Bioaugmentation involves the addition of microbial culture or microbial consortium into the contamination site to speed up the biodegradation process of specific contaminants. Because indigenous microbes may not be efficient in the degradation of the complex mixtures such as petroleum or may be stressed as a result of a current exposure to the oil spill or when the rate of degradation is slow, the introduction of oil-degrading microorganisms to supplement the indigenous populations (bioaugmentation) can accelerate bioremediation of oil-contaminated sites.

Biostimulation is one where the environment is modified to incite existing bacteria that can efficiently carry out bioremediation.
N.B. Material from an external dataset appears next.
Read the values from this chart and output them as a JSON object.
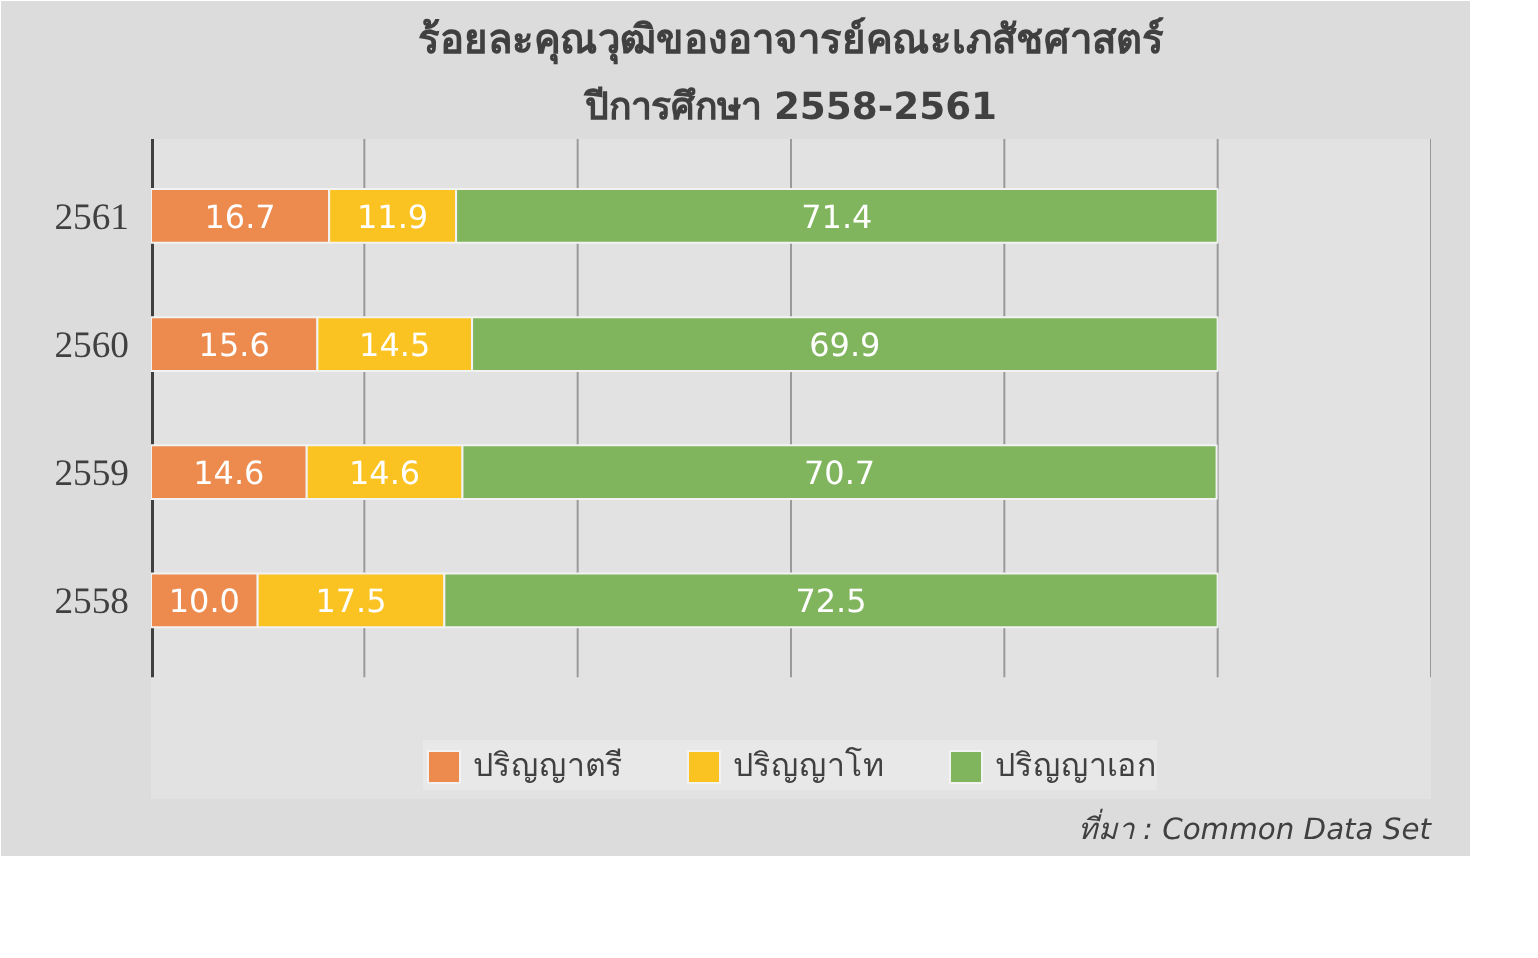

Additives are usually added to the subsurface through injection wells. Thus, when nutrients are added, the indigenous microorganism population grows rapidly, potentially increasing the rate of biodegradation. The primary advantage of biostimulation is that biodegradation will be undertaken by already present native microorganisms that are well suited to the subsurface environment and are well distributed in the environment. 

Bioventing is a process of stimulating the natural in situ biodegradation of contaminants in soil by providing air or oxygen to existing soil microorganisms.

Superbug/“an oil eating bacteria” 

        In 1971, the very first superbug was created to degrade oil  when Anand Mohan Chakrabarty, a distinguished Indianborn American microbiologist  and co-workers reported the development of a new strain of bacterium by transfer of plasmids. It was named  superbug since it could utilize a number of toxic organic chemicals like octane, hexane, xylene, toluene, camphor and naphthalene. He transferred the genes required for degradation of oil using plasmid transfer  and as a result produced a new stable bacterial species (Pseudomonas putida). He called it as a “multi-plasmid hydrocarbon-degrading Pseudomonas” which was capable of digesting two thirds of hydrocarbons found in typical oil spill and at a faster rate than previously existing strains of oil-eating microbes. This discovery became a biological remedy for removing oil pollution especially during disastrous oil spills and leakages in marine ecosystems.

    In 1980, United States granted the patent to this superbug making it the first genetically engineered microorganism to be patented.  This superbug was then used for cleaning an oil spill in Texas in 1990.